Mass Communication Specialist 1st Class Greg Johnson/U.S. Navy via AP

Le Japon a fait décoller ces derniers jours des avions de chasse en réponse à ceux ayant décollé et atterri du porte-avion chinois Shandong. 

L'état-major japonais déclare ce 10 avril dans un communiqué avoir observé le Shandong et plusieurs autres bâtiments de guerre chinois dans une zone située entre 230 et 430 km au sud de l'île japonaise de Miyako depuis le 7 avril.

"Environ 120 décollages et atterrissages" ont été confirmés sur le porte-avions Shandong, dont 80 d'avions de combat et 40 d'hélicoptères, selon l'état-major nippon.

Deux groupes d'escorte des forces japonaises ont été mobilisés pour cette mission de surveillance et "des avions de chasse de la force d'autodéfense aérienne ont été déployés" en réponse à l'intense activité des avions de combat chinois, a précisé l'état-major japonais.

Sur une vidéo publiée ce 10 avril sur le compte WeChat du commandement du théâtre d'opérations Est de l'Armée, un pilote chinois dit être "arrivé près de la partie nord de l'île de Taïwan" avec des missiles "verrouillés en place".

Dans une autre vidéo, accompagnée d'une musique dramatique, le coup de sifflet d'un officier fait courir le personnel militaire en position tandis qu'un barrage simulé sur Taïwan apparaît à l'écran.

"Sérieux avertissement"

Le 9 avril, Tsai Ing-wen a dénoncé l'"expansionnisme autoritaire" de la Chine et assuré que Taïwan "continuerait à travailler avec les États-Unis et d'autres pays (...) pour défendre les valeurs de liberté et de démocratie".

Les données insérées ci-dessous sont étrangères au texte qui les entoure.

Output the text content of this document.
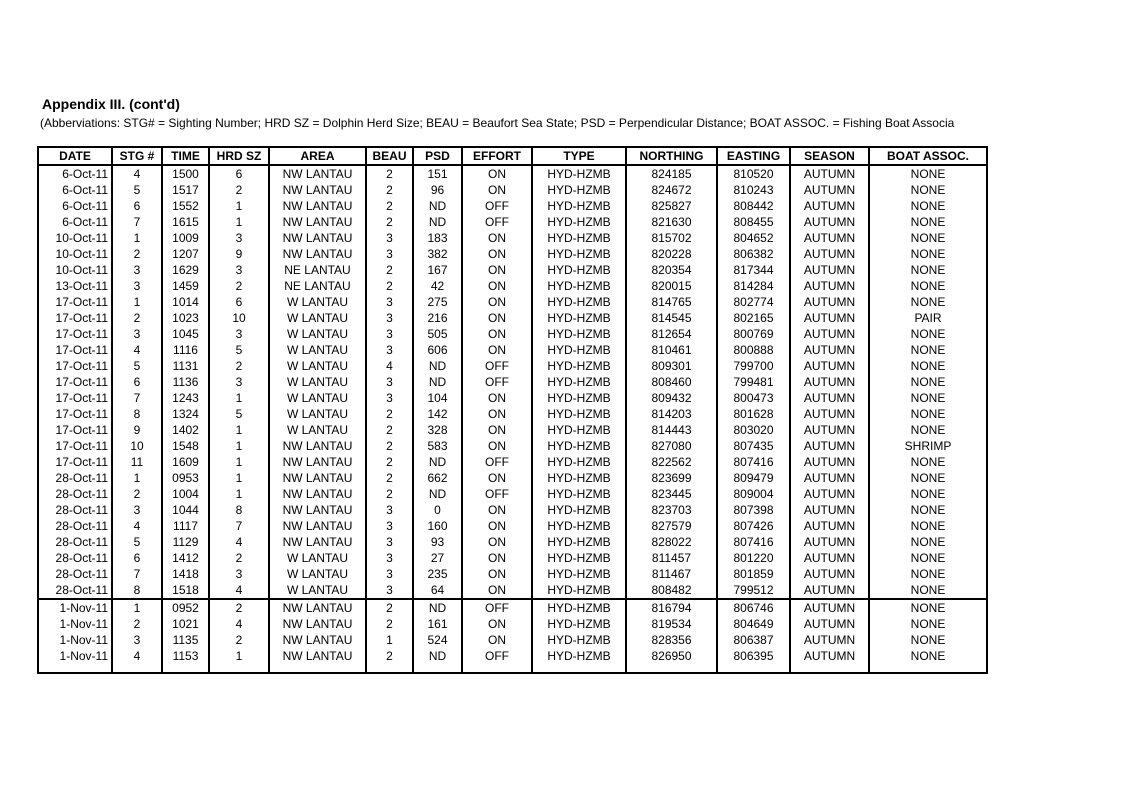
Appendix III. (cont'd)
(Abberviations: STG# = Sighting Number; HRD SZ = Dolphin Herd Size; BEAU = Beaufort Sea State; PSD = Perpendicular Distance; BOAT ASSOC. = Fishing Boat Associa
DATE	STG #	TIME	HRD SZ	AREA	BEAU	PSD	EFFORT	TYPE	NORTHING	EASTING	SEASON	BOAT ASSOC.
6-Oct-11	4	1500	6	NW LANTAU	2	151	ON	HYD-HZMB	824185	810520	AUTUMN	NONE
6-Oct-11	5	1517	2	NW LANTAU	2	96	ON	HYD-HZMB	824672	810243	AUTUMN	NONE
6-Oct-11	6	1552	1	NW LANTAU	2	ND	OFF	HYD-HZMB	825827	808442	AUTUMN	NONE
6-Oct-11	7	1615	1	NW LANTAU	2	ND	OFF	HYD-HZMB	821630	808455	AUTUMN	NONE
10-Oct-11	1	1009	3	NW LANTAU	3	183	ON	HYD-HZMB	815702	804652	AUTUMN	NONE
10-Oct-11	2	1207	9	NW LANTAU	3	382	ON	HYD-HZMB	820228	806382	AUTUMN	NONE
10-Oct-11	3	1629	3	NE LANTAU	2	167	ON	HYD-HZMB	820354	817344	AUTUMN	NONE
13-Oct-11	3	1459	2	NE LANTAU	2	42	ON	HYD-HZMB	820015	814284	AUTUMN	NONE
17-Oct-11	1	1014	6	W LANTAU	3	275	ON	HYD-HZMB	814765	802774	AUTUMN	NONE
17-Oct-11	2	1023	10	W LANTAU	3	216	ON	HYD-HZMB	814545	802165	AUTUMN	PAIR
17-Oct-11	3	1045	3	W LANTAU	3	505	ON	HYD-HZMB	812654	800769	AUTUMN	NONE
17-Oct-11	4	1116	5	W LANTAU	3	606	ON	HYD-HZMB	810461	800888	AUTUMN	NONE
17-Oct-11	5	1131	2	W LANTAU	4	ND	OFF	HYD-HZMB	809301	799700	AUTUMN	NONE
17-Oct-11	6	1136	3	W LANTAU	3	ND	OFF	HYD-HZMB	808460	799481	AUTUMN	NONE
17-Oct-11	7	1243	1	W LANTAU	3	104	ON	HYD-HZMB	809432	800473	AUTUMN	NONE
17-Oct-11	8	1324	5	W LANTAU	2	142	ON	HYD-HZMB	814203	801628	AUTUMN	NONE
17-Oct-11	9	1402	1	W LANTAU	2	328	ON	HYD-HZMB	814443	803020	AUTUMN	NONE
17-Oct-11	10	1548	1	NW LANTAU	2	583	ON	HYD-HZMB	827080	807435	AUTUMN	SHRIMP
17-Oct-11	11	1609	1	NW LANTAU	2	ND	OFF	HYD-HZMB	822562	807416	AUTUMN	NONE
28-Oct-11	1	0953	1	NW LANTAU	2	662	ON	HYD-HZMB	823699	809479	AUTUMN	NONE
28-Oct-11	2	1004	1	NW LANTAU	2	ND	OFF	HYD-HZMB	823445	809004	AUTUMN	NONE
28-Oct-11	3	1044	8	NW LANTAU	3	0	ON	HYD-HZMB	823703	807398	AUTUMN	NONE
28-Oct-11	4	1117	7	NW LANTAU	3	160	ON	HYD-HZMB	827579	807426	AUTUMN	NONE
28-Oct-11	5	1129	4	NW LANTAU	3	93	ON	HYD-HZMB	828022	807416	AUTUMN	NONE
28-Oct-11	6	1412	2	W LANTAU	3	27	ON	HYD-HZMB	811457	801220	AUTUMN	NONE
28-Oct-11	7	1418	3	W LANTAU	3	235	ON	HYD-HZMB	811467	801859	AUTUMN	NONE
28-Oct-11	8	1518	4	W LANTAU	3	64	ON	HYD-HZMB	808482	799512	AUTUMN	NONE
1-Nov-11	1	0952	2	NW LANTAU	2	ND	OFF	HYD-HZMB	816794	806746	AUTUMN	NONE
1-Nov-11	2	1021	4	NW LANTAU	2	161	ON	HYD-HZMB	819534	804649	AUTUMN	NONE
1-Nov-11	3	1135	2	NW LANTAU	1	524	ON	HYD-HZMB	828356	806387	AUTUMN	NONE
1-Nov-11	4	1153	1	NW LANTAU	2	ND	OFF	HYD-HZMB	826950	806395	AUTUMN	NONE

(RE)voir : Chine : "résoudre la question de Taïwan, réaliser la réunification complète de la Patrie, est une tâche immuable du Parti"
TV5 JWPlayer Field
Chargement du lecteur...

La Chine voit avec mécontentement le rapprochement ces dernières années entre les autorités taïwanaises et les États-Unis qui, malgré l'absence de relations officielles, fournissent à l'île un soutien militaire substantiel.

Les exercices à tirs réels ce 10 avril étaient prévus dans le détroit de Taïwan à proximité des côtes du Fujian (est), la province qui fait face à l'île, selon les autorités maritimes chinoises locales. 

Les manœuvres "servent de sérieux avertissement contre la collusion entre les forces séparatistes recherchant l'indépendance de Taïwan et les forces extérieures, ainsi que leurs activités provocatrices", a averti un porte-parole de l'armée chinoise, Shi Yi. 

Le dernier déploiement important autour de l'île avait eu lieu en août : la Chine avait engagé des manœuvres militaires sans précédent autour de Taïwan et tiré des missiles en réponse à une visite sur l'île de la démocrate Nancy Pelosi, alors présidente de la Chambre.